As the FATF again prepares to meet in February 2021 to assess Pakistani progress, Khan’s government now goes down the rabbit hole of conspiracy. It has produced a dossier alleging that India is the true state-sponsor of terrorism and that most U.S.- and UN-designated terror groups operating inside Pakistan. Pakistan is not responsible for money laundering or terror finance, but rather it is a victim of a nefarious New Delhi plot. This is farcical on its face and an insult to the United States and two dozen other countries whose citizens injured or murdered in the 2008 Mumbai attacks. It is the equivalent of the 9/11 “truther” conspiracy theories, only with state sponsorship. It is also a sign of the disdain that Khan and the Inter-Service Intelligence have in the intelligence of Pakistani society that they believe such falsehoods would have resonance. Pakistani press might be constrained, but Pakistan is not North Korea; it is not possible to isolate the country from the outside world. 

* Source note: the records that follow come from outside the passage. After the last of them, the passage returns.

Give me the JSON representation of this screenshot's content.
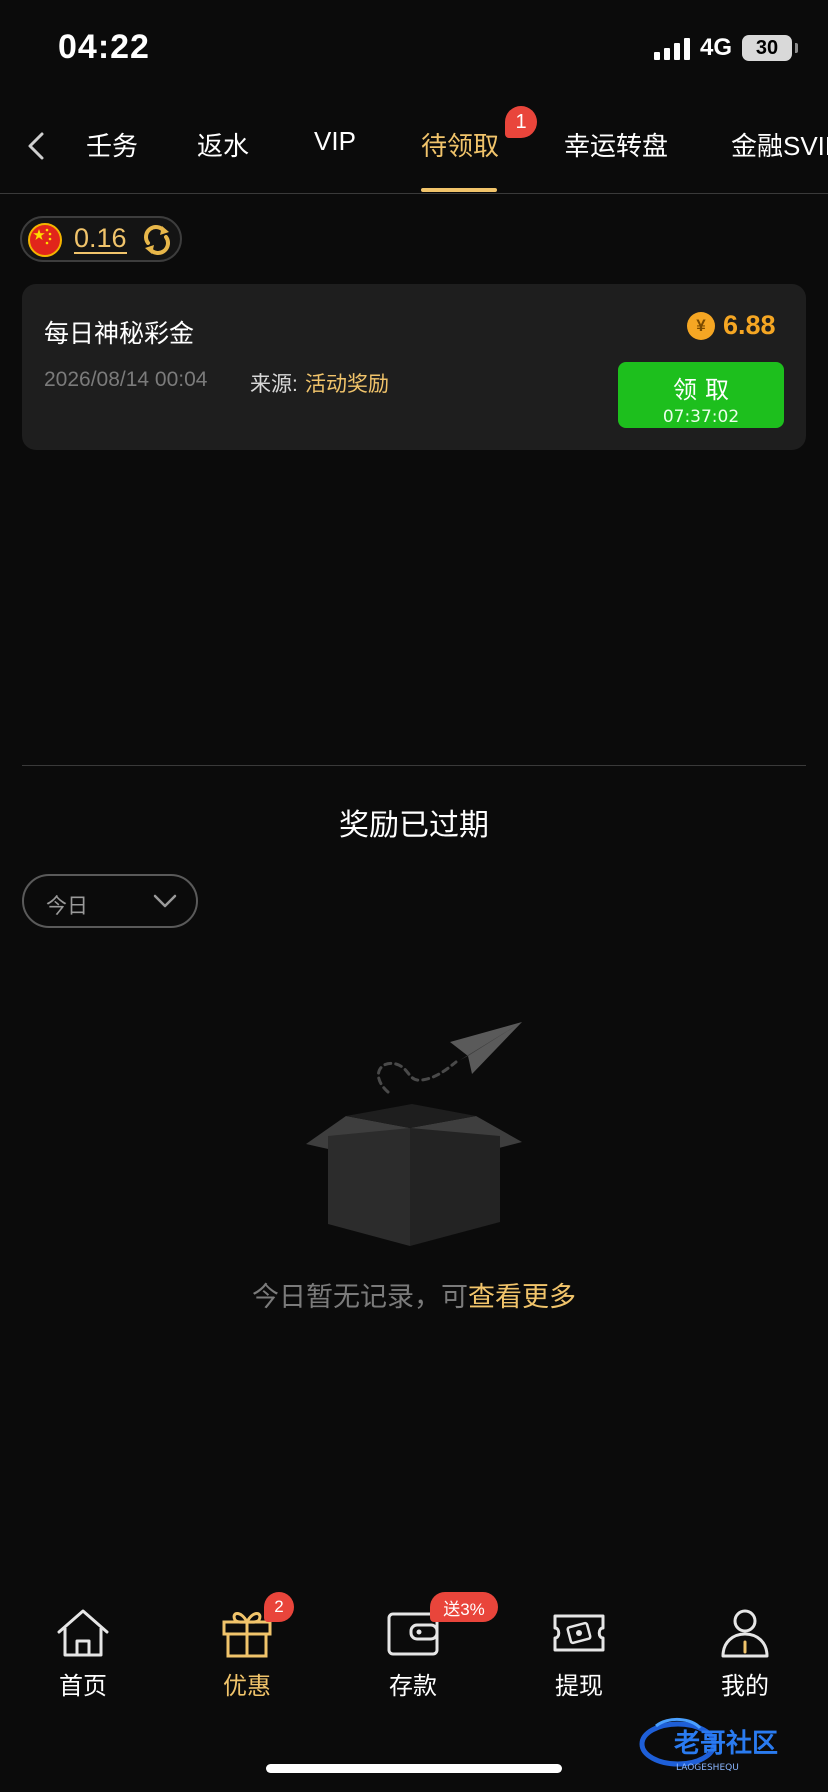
{
  "status_bar": {
    "time": "04:22",
    "network": "4G",
    "battery": "30"
  },
  "tabs": [
    {
      "label": "壬务",
      "active": false
    },
    {
      "label": "返水",
      "active": false
    },
    {
      "label": "VIP",
      "active": false
    },
    {
      "label": "待领取",
      "active": true,
      "badge": "1"
    },
    {
      "label": "幸运转盘",
      "active": false
    },
    {
      "label": "金融SVIP",
      "active": false
    }
  ],
  "balance": {
    "value": "0.16"
  },
  "reward": {
    "title": "每日神秘彩金",
    "currency_symbol": "¥",
    "amount": "6.88",
    "date": "2026/08/14 00:04",
    "source_label": "来源:",
    "source": "活动奖励",
    "claim_label": "领取",
    "claim_timer": "07:37:02"
  },
  "expired": {
    "title": "奖励已过期",
    "filter_value": "今日"
  },
  "empty_state": {
    "text": "今日暂无记录，可",
    "link": "查看更多"
  },
  "bottom_nav": [
    {
      "label": "首页",
      "icon": "home-icon",
      "active": false
    },
    {
      "label": "优惠",
      "icon": "gift-icon",
      "active": true,
      "badge": "2"
    },
    {
      "label": "存款",
      "icon": "wallet-icon",
      "active": false,
      "badge": "送3%"
    },
    {
      "label": "提现",
      "icon": "withdraw-icon",
      "active": false
    },
    {
      "label": "我的",
      "icon": "profile-icon",
      "active": false
    }
  ],
  "watermark": {
    "text": "老哥社区",
    "sub": "LAOGESHEQU"
  },
  "colors": {
    "accent_gold": "#f1c46b",
    "claim_green": "#1dbf1d",
    "badge_red": "#e9453b",
    "background": "#0b0b0b",
    "card": "#1e1e1e"
  }
}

Pakistanis have suffered greatly at the hands of Islamist militants. This, however, is not a sign of external conspiracy as Islamabad now alleges, but rather evidence that the FATF cannot afford to give any more free passes. Indeed, without exception, countries often suffer blowback when they cultivate jihadist groups as tools against external enemies. Saudi Arabia spent decades financing radicalism only to find such terror utilized against the Kingdom. Late Syrian President Hafez al-Assad and his son and successor Bashar set the stage for the past decade’s bloody civil war when they cultivated and encouraged Sunni radical groups on the condition they operate externally only. Alas, terrorists often turn on allies of convenience whom, for reasons of religious exegesis, they despise. Turkey, too, suffered a spate of Islamic State bombings after its intelligence services helped facilitate the group’s activities against both Syria and Iraq. That Pakistanis suffer at the hands of Tehrik-i-Taliban Pakistan and other groups is less a sign that these groups are the tip of an Indian or American conspiracy and more the natural result of the Pakistani government’s long indulgence of political Islamism at the expense of the fabric of Pakistan’s own society. The Pakistani military may have believed it could encourage radical Islamism to patch together divergent ethnic identities after the loss of Bangladesh, but it simply traded one problem for another.

The United States continues to consider Pakistan a “major non-NATO ally,” a status bestowed upon only seventeen countries that facilitates military trade and cooperation. In reality, however, Pakistan has acted as anything but. It may now be close to a decade since U.S. Navy SEALs killed Al Qaeda leader Osama bin Laden in a protected Pakistani compound, but Pakistani betrayal of its counterterror responsibilities have continued unabated. Pakistani glee at the forthcoming U.S. withdrawal from Afghanistan in the face of Taliban insurgency underscores how insincere Islamabad remains.

It is against this backdrop that Biden must now confront the Pakistan test. With China’s backing, Pakistan seeks to appease the FATF with the bare minimum, but FATF recommendations are not an à la carte menu from which to pick and choose. Pakistan’s promotion of a conspiracy theory blaming its terror problem on India beggars belief and shows the lack of seriousness which pervades Islamabad. Biden talks like an internationalist, but at stake is not only accountability for Pakistan’s terror complacency, but also the legitimacy of the FATF itself. Put another way, Biden may talk like an internationalist, but should Pakistan again avoid FATF blacklisting without actually addressing its core problems will determine whether the FATF can continue to be a credible body. China rescued Pakistan in October 2020, but Biden should not allow it to do so again. Should that happen, then Biden will signal that America’s re-embrace of multilateralism has less to do with enhancing international security and rule-of-law, and more to do with shirking responsibility and glossing over the decline of international security.  

Michael Rubin is a resident scholar at the American Enterprise Institute and a frequent author for the National Interest.